Amazon EC2 Crash Caused Data Loss
Relayman writes "Henry Blodget is reporting that the recent EC2 crash caused permanent data loss. Apparently, the backups that were being made were not sufficient to recover the lost data. Although a small percentage of the total data was lost, any data loss can be bad to a Website operator."
... the confusion of ideas that would lead someone to treat their live web server as their primary/master data repository.
I guess I'm still stuck in Commodore 64 World, or something..
EC2 is not meant to be used for data storage, that is what S3 is designed for. You store data and backups on S3, and use EC2 to serve high bandwidth websites to the masses.
Cloud applications hosted on Amazon survived this incident without issue, as expected. Only the regular old hosted applications had problems with the outage. They were never "the cloud" to begin with, so I'm not sure why the term even comes up in this discussion.
The cloud represents a black box that hides the underlying network topology so that there are no single points of failure. Cloud applications are tolerant because they are spread through different datacenters across multiple points of in world. A catastrophe at one or more datacenters will have no noticeable effect on the availability of a cloud application because it continues to run in many more.
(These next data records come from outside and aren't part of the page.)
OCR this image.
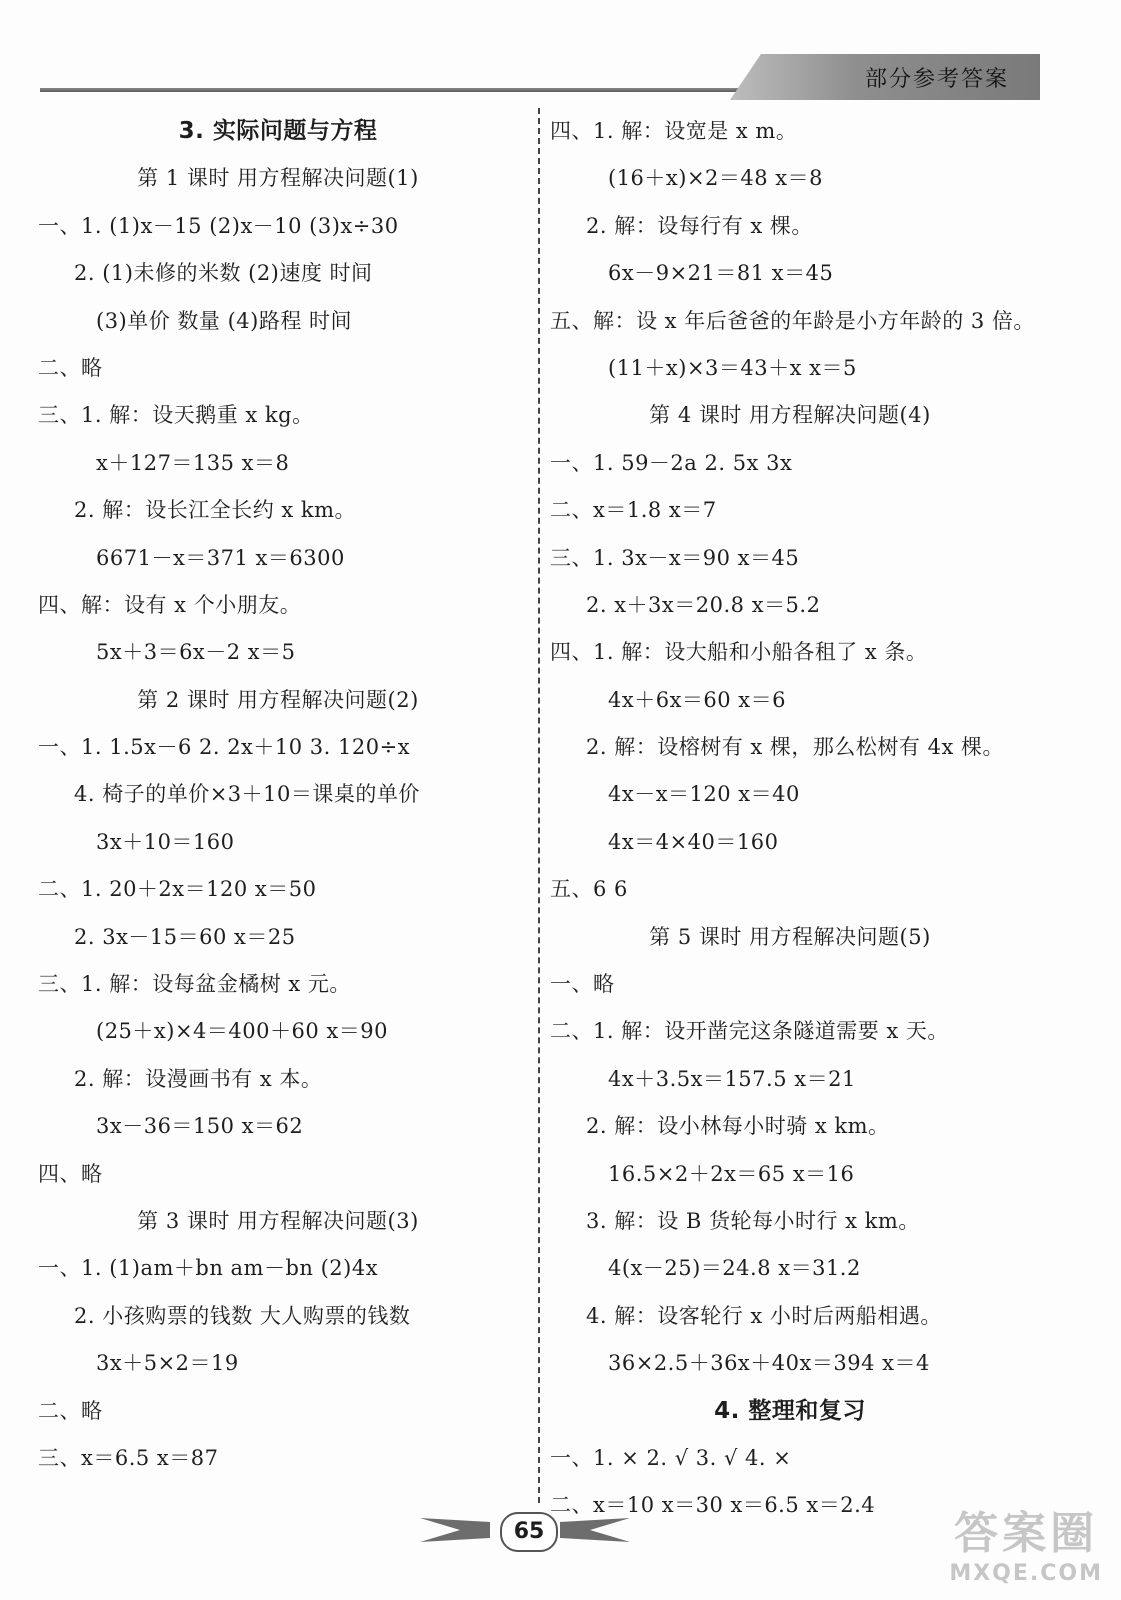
部分参考答案
3. 实际问题与方程
第 1 课时 用方程解决问题(1)
一、1. (1)x－15 (2)x－10 (3)x÷30
2. (1)未修的米数 (2)速度 时间
(3)单价 数量 (4)路程 时间
二、略
三、1. 解：设天鹅重 x kg。
x＋127＝135 x＝8
2. 解：设长江全长约 x km。
6671－x＝371 x＝6300
四、解：设有 x 个小朋友。
5x＋3＝6x－2 x＝5
第 2 课时 用方程解决问题(2)
一、1. 1.5x－6 2. 2x＋10 3. 120÷x
4. 椅子的单价×3＋10＝课桌的单价
3x＋10＝160
二、1. 20＋2x＝120 x＝50
2. 3x－15＝60 x＝25
三、1. 解：设每盆金橘树 x 元。
(25＋x)×4＝400＋60 x＝90
2. 解：设漫画书有 x 本。
3x－36＝150 x＝62
四、略
第 3 课时 用方程解决问题(3)
一、1. (1)am＋bn am－bn (2)4x
2. 小孩购票的钱数 大人购票的钱数
3x＋5×2＝19
二、略
三、x＝6.5 x＝87
四、1. 解：设宽是 x m。
(16＋x)×2＝48 x＝8
2. 解：设每行有 x 棵。
6x－9×21＝81 x＝45
五、解：设 x 年后爸爸的年龄是小方年龄的 3 倍。
(11＋x)×3＝43＋x x＝5
第 4 课时 用方程解决问题(4)
一、1. 59－2a 2. 5x 3x
二、x＝1.8 x＝7
三、1. 3x－x＝90 x＝45
2. x＋3x＝20.8 x＝5.2
四、1. 解：设大船和小船各租了 x 条。
4x＋6x＝60 x＝6
2. 解：设榕树有 x 棵，那么松树有 4x 棵。
4x－x＝120 x＝40
4x＝4×40＝160
五、6 6
第 5 课时 用方程解决问题(5)
一、略
二、1. 解：设开凿完这条隧道需要 x 天。
4x＋3.5x＝157.5 x＝21
2. 解：设小林每小时骑 x km。
16.5×2＋2x＝65 x＝16
3. 解：设 B 货轮每小时行 x km。
4(x－25)＝24.8 x＝31.2
4. 解：设客轮行 x 小时后两船相遇。
36×2.5＋36x＋40x＝394 x＝4
4. 整理和复习
一、1. × 2. √ 3. √ 4. ×
二、x＝10 x＝30 x＝6.5 x＝2.4
65	答案圈
MXQE.COM
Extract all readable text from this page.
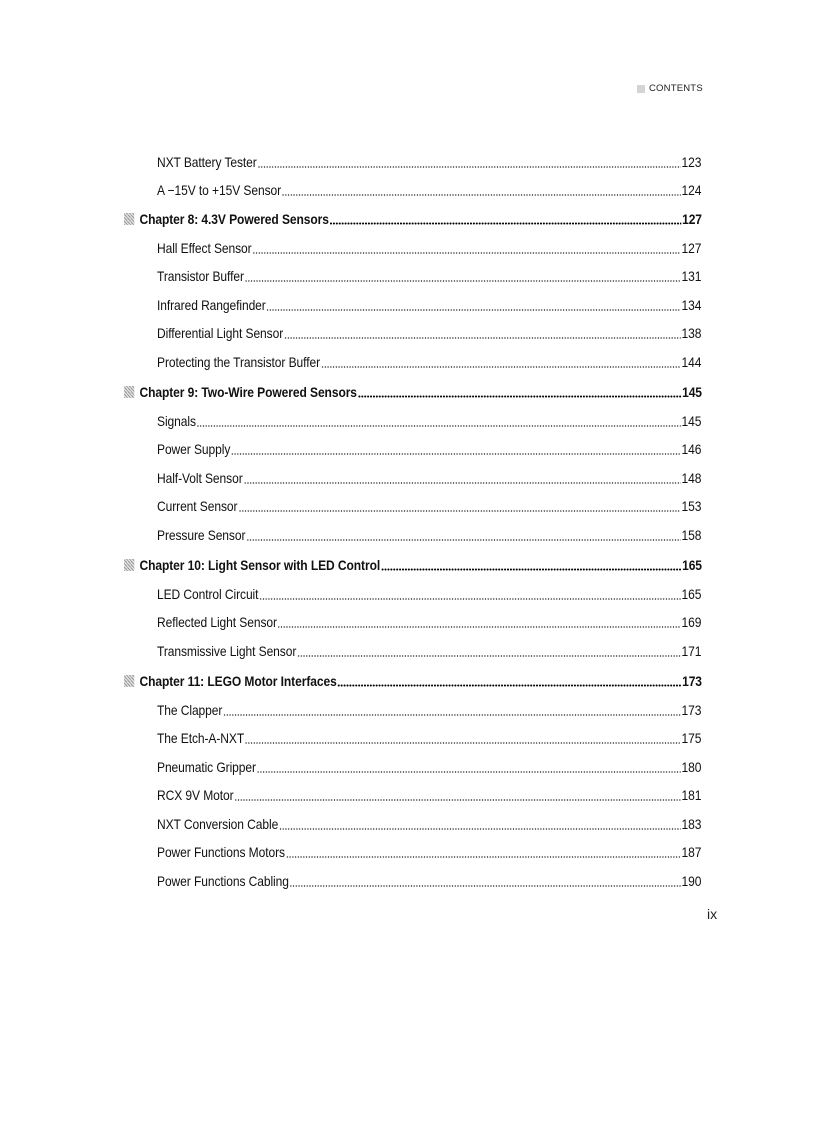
CONTENTS
NXT Battery Tester	123
A −15V to +15V Sensor	124
Chapter 8: 4.3V Powered Sensors	127
Hall Effect Sensor	127
Transistor Buffer	131
Infrared Rangefinder	134
Differential Light Sensor	138
Protecting the Transistor Buffer	144
Chapter 9: Two-Wire Powered Sensors	145
Signals	145
Power Supply	146
Half-Volt Sensor	148
Current Sensor	153
Pressure Sensor	158
Chapter 10: Light Sensor with LED Control	165
LED Control Circuit	165
Reflected Light Sensor	169
Transmissive Light Sensor	171
Chapter 11: LEGO Motor Interfaces	173
The Clapper	173
The Etch-A-NXT	175
Pneumatic Gripper	180
RCX 9V Motor	181
NXT Conversion Cable	183
Power Functions Motors	187
Power Functions Cabling	190
ix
Amazon offers a few cloud applications: S3 comes to mind. But Amzon's EC2/EBS hosting service is a plain old hosting service like any other. The EC2 topology is not hidden away from you. You have to make active decisions about where you want your EC2 instance to live. That goes against the idea of the cloud. What Amazon does offer in EC2 is the tools necessary for you to build a cloud application, but not everything hosted on EC2 is a cloud application by default.